Bertha sat blinking at me as though I’d flashed a very bright light full in her eyes.

“I’ll be damned!”

I didn’t say anything, but just sat there, letting her think it over.

After a while she said, “Are you sure about the watch, Donald, that he dunked it in the drink?”

“No. I’m simply giving you the evidence. It’s circumstantial.”

“Why on earth would he have gone up to Roberta Fenn’s apartment?”

“Two reasons.”

“Roberta Fenn is one?”

“Yes. And the other’s the dead lawyer, Nostrander.”

“Why would Nostrander figure in it?”

I said, “Roberta Fenn was feeling pretty low. She went to New Orleans. Edna Cutler was in New Orleans. She’s the wife of Marco Cutler. Marco was about to give her a terrific smear in a divorce action. Edna couldn’t face the music. She went to New Orleans, got Roberta to pose as her double.
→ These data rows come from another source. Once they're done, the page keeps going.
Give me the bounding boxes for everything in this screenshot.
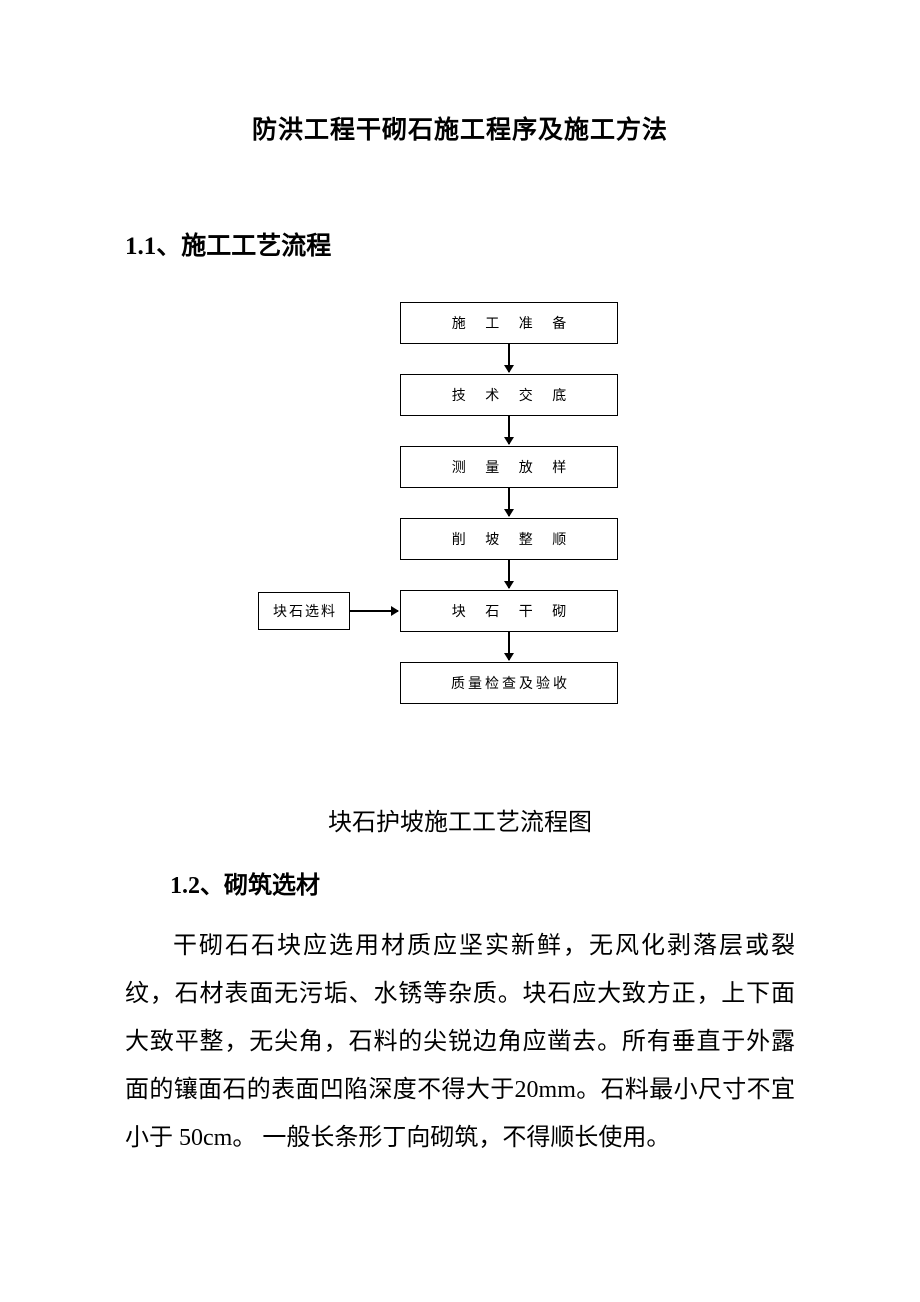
section-1-text: 施工工艺流程	[181, 233, 331, 260]
flow-node-5: 块 石 干 砌	[400, 590, 618, 632]
flowchart-container: 施 工 准 备 技 术 交 底 测 量 放 样 削 坡 整 顺 块 石 干 砌 …	[125, 302, 795, 747]
flowchart-caption: 块石护坡施工工艺流程图	[125, 802, 795, 837]
flow-node-1: 施 工 准 备	[400, 302, 618, 344]
section-2-text: 砌筑选材	[224, 873, 320, 899]
flow-arrow-side-5	[350, 610, 398, 612]
section-2-number: 1.2、	[170, 873, 224, 899]
section-2-heading: 1.2、砌筑选材	[170, 865, 795, 900]
flow-node-4: 削 坡 整 顺	[400, 518, 618, 560]
flow-arrow-3-4	[508, 488, 510, 516]
flow-node-6: 质量检查及验收	[400, 662, 618, 704]
flow-arrow-4-5	[508, 560, 510, 588]
section-1-heading: 1.1、施工工艺流程	[125, 226, 795, 262]
flow-node-2: 技 术 交 底	[400, 374, 618, 416]
flow-arrow-2-3	[508, 416, 510, 444]
flow-arrow-5-6	[508, 632, 510, 660]
flowchart: 施 工 准 备 技 术 交 底 测 量 放 样 削 坡 整 顺 块 石 干 砌 …	[250, 302, 670, 747]
flow-arrow-1-2	[508, 344, 510, 372]
flow-node-side-1: 块石选料	[258, 592, 350, 630]
section-2-body: 干砌石石块应选用材质应坚实新鲜，无风化剥落层或裂纹，石材表面无污垢、水锈等杂质。…	[125, 922, 795, 1162]
document-title: 防洪工程干砌石施工程序及施工方法	[125, 110, 795, 146]
flow-node-3: 测 量 放 样	[400, 446, 618, 488]
section-1-number: 1.1、	[125, 233, 181, 260]
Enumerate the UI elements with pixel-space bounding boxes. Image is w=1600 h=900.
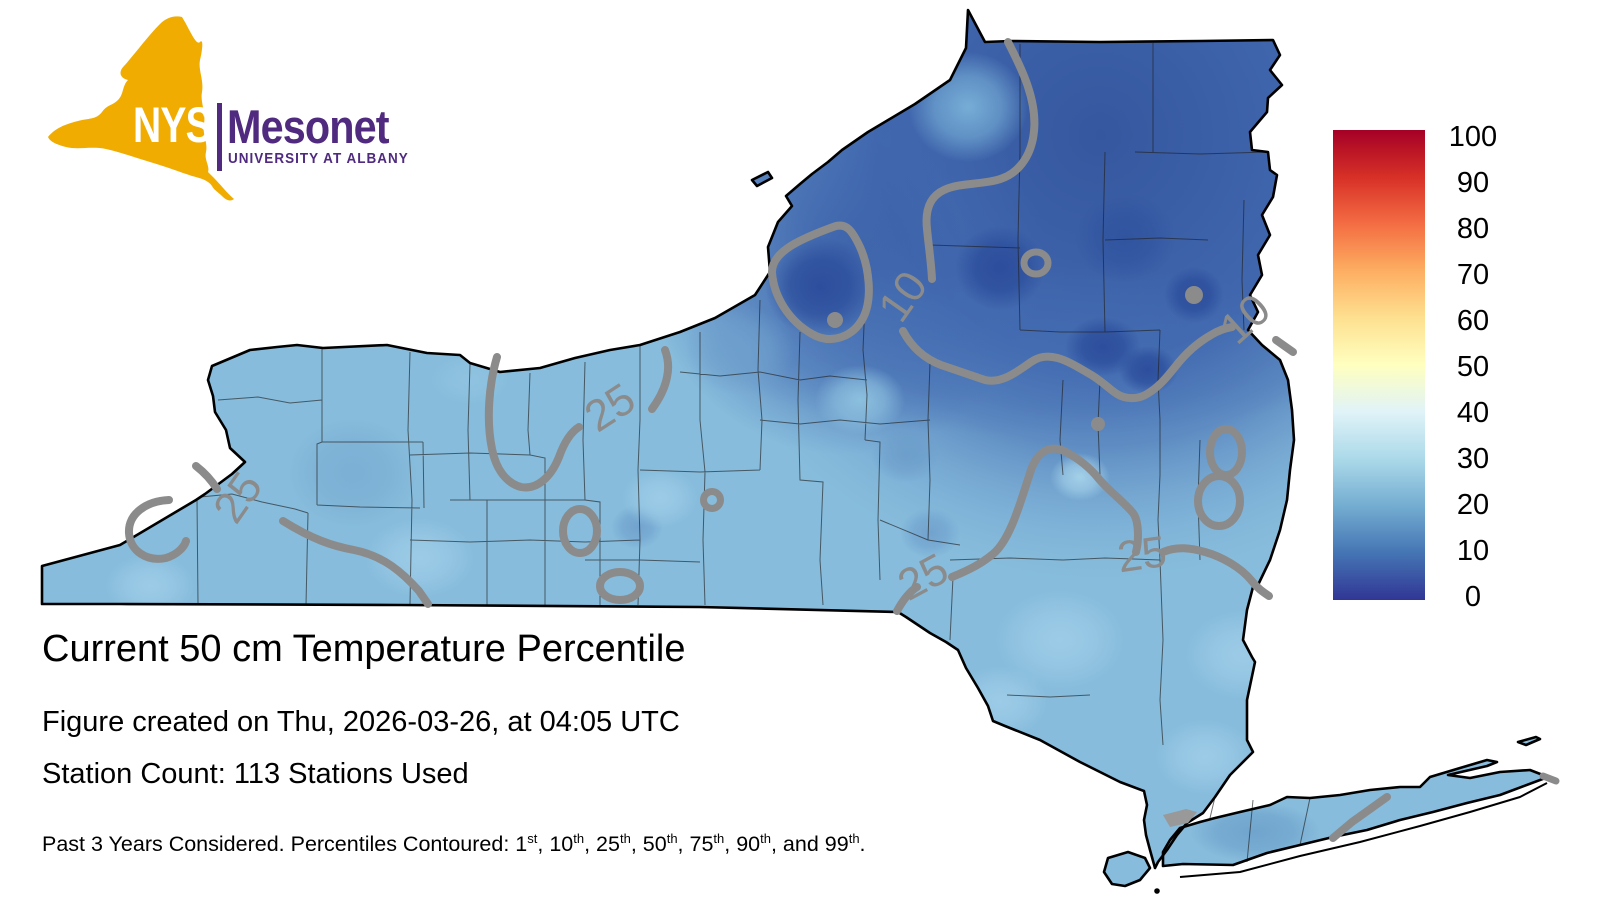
figure-title: Current 50 cm Temperature Percentile — [42, 628, 686, 670]
logo-divider — [217, 103, 222, 171]
colorbar-tick-label: 80 — [1456, 213, 1490, 245]
barrier-island-line — [1179, 782, 1548, 878]
long-island-contour — [1329, 793, 1391, 842]
colorbar-tick-label: 100 — [1448, 121, 1498, 153]
colorbar-tick-label: 60 — [1456, 305, 1490, 337]
colorbar-gradient — [1333, 130, 1425, 600]
contour-label: 25 — [1114, 527, 1169, 582]
logo-nys-text: NYS — [133, 97, 212, 153]
nyc-contour-fragment — [1163, 809, 1197, 827]
colorbar-tick-label: 90 — [1456, 167, 1490, 199]
figure-created-line: Figure created on Thu, 2026-03-26, at 04… — [42, 706, 680, 738]
colorbar-tick-label: 30 — [1456, 443, 1490, 475]
state-outline — [40, 8, 1550, 894]
colorbar-tick-label: 0 — [1464, 581, 1482, 613]
footnote-line: Past 3 Years Considered. Percentiles Con… — [42, 831, 866, 857]
montauk-contour — [1539, 772, 1560, 785]
logo-ny-state-shape — [48, 16, 234, 201]
colorbar-tick-label: 10 — [1456, 535, 1490, 567]
nys-mesonet-logo: NYS Mesonet UNIVERSITY AT ALBANY — [0, 0, 430, 215]
colorbar-tick-label: 70 — [1456, 259, 1490, 291]
colorbar-tick-label: 50 — [1456, 351, 1490, 383]
colorbar-tick-label: 20 — [1456, 489, 1490, 521]
logo-mesonet-text: Mesonet — [227, 100, 389, 153]
contour-lines — [125, 38, 1560, 842]
colorbar-tick-label: 40 — [1456, 397, 1490, 429]
station-count-line: Station Count: 113 Stations Used — [42, 758, 469, 790]
logo-university-text: UNIVERSITY AT ALBANY — [228, 151, 409, 167]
When the papers arrived to be served on Edna, the process server served them on Roberta.

“Marco Cutler got his divorce. He didn’t wait for the final decree. He married a wealthy woman who has ideas about such things. She may be going to have a baby. Edna Cutler chose that time to appear on the scene and calmly observe that she’d never heard of any divorce. It was a slick stunt. She’s got him over a barrel unless he can prove fraud or collusion.”

“Can he do that?”

“He might be trying.”

“How?”

“By hiring detectives.”

“What detectives?”

“Us.”

Bertha’s eyes kept blinking rapidly. “Fry me for an oyster,” she said at length, almost under her breath.

“Get it?” I asked.

“Of course I get it. Marco Cutler is in the millionaire class. If he’d hired us and told us what he wanted us to find out, we’d have soaked him good and proper. Moreover, we’d have been able to blackmail him. He got this New York lawyer to come out here, and because the man was from New York, we kept thinking it was a New York client that was involved in the case.”